In the task of feeling better, planning is often putting the cart before the horse. Planning has a natural role where great deal of activity is going on and a lot of resources are being used. However, a natural progression in single-person endeavors is first spontaneous activity, then planning, if necessary.

Where planning is a good idea, it does come before implementation. That is, in planned endeavors, elaborate thought comes before limited action. This yields great advantage, say, in the building of a bridge. Planning is essential in endeavors that many people are engaged in. In our society, the model of planning comes from business and government. Planning generates an advantage for business or government because the money or direct power will lead to others doing specifically what is planned. This gives planning the aura of great power.

From this aura of power, the hope arises that planning will provide motivation as well as organization. When we plan for ourselves, however, we usually don't follow up or persist in areas where there is no satisfaction. As individuals, we follow satisfaction (or satisfaction substitutes) more than plans. People who plan in the absence of enjoyment usually end up berating themselves for a perceived lack of will power. When satisfaction is very low, it may seem that satisfaction is a difficult task and so planning is needed more than ever.

Planning in the absence of much ongoing pleasure has three main drawbacks. 1) It is abstract and future oriented, taking us out of the present and out of the body, 2) It can become a type of fantasy, that is, the energy that would go into building a feeling is drained off. While feeling impels action, fantasy does not. 3) It can produce an elated feeling, but elation leads to disappointment, even when things turn out pretty much as planned.

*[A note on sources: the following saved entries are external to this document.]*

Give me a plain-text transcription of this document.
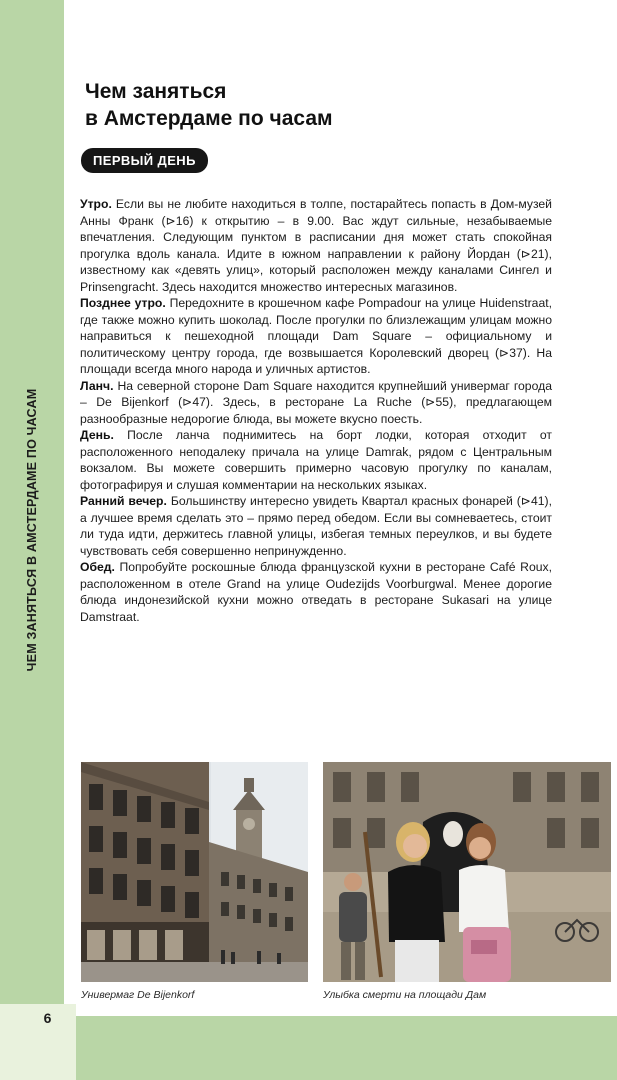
ЧЕМ ЗАНЯТЬСЯ В АМСТЕРДАМЕ ПО ЧАСАМ
Чем заняться
в Амстердаме по часам
ПЕРВЫЙ ДЕНЬ

Утро. Если вы не любите находиться в толпе, постарайтесь попасть в Дом-музей Анны Франк (⊳16) к открытию – в 9.00. Вас ждут сильные, незабываемые впечатления. Следующим пунктом в расписании дня может стать спокойная прогулка вдоль канала. Идите в южном направлении к району Йордан (⊳21), известному как «девять улиц», который расположен между каналами Сингел и Prinsengracht. Здесь находится множество интересных магазинов.

Позднее утро. Передохните в крошечном кафе Pompadour на улице Huidenstraat, где также можно купить шоколад. После прогулки по близлежащим улицам можно направиться к пешеходной площади Dam Square – официальному и политическому центру города, где возвышается Королевский дворец (⊳37). На площади всегда много народа и уличных артистов.

Ланч. На северной стороне Dam Square находится крупнейший универмаг города – De Bijenkorf (⊳47). Здесь, в ресторане La Ruche (⊳55), предлагающем разнообразные недорогие блюда, вы можете вкусно поесть.

День. После ланча поднимитесь на борт лодки, которая отходит от расположенного неподалеку причала на улице Damrak, рядом с Центральным вокзалом. Вы можете совершить примерно часовую прогулку по каналам, фотографируя и слушая комментарии на нескольких языках.

Ранний вечер. Большинству интересно увидеть Квартал красных фонарей (⊳41), а лучшее время сделать это – прямо перед обедом. Если вы сомневаетесь, стоит ли туда идти, держитесь главной улицы, избегая темных переулков, и вы будете чувствовать себя совершенно непринужденно.

Обед. Попробуйте роскошные блюда французской кухни в ресторане Café Roux, расположенном в отеле Grand на улице Oudezijds Voorburgwal. Менее дорогие блюда индонезийской кухни можно отведать в ресторане Sukasari на улице Damstraat.

Универмаг De Bijenkorf	Улыбка смерти на площади Дам
6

Children do not plan play. Playing is trying out a lot of things and seeing what is liked and what feels good. Every child knows that if someone overly dictates what everyone will do, the play becomes no fun.

Complex and deep satisfactions are built on simple satisfactions. For instance, young people who know how to play usually are able find satisfaction in college coursework and finish. Even very intelligent young people who cannot enjoy simple satisfactions tend to find college desolate, and often quit, and planning will not change this.

Spontaneity is not the same as impulsiveness. Impulsive actions are both unplanned and undertaken to avoid a feeling. Being spontaneous, on the other hand, is following feeling including empathy and the feeling of danger.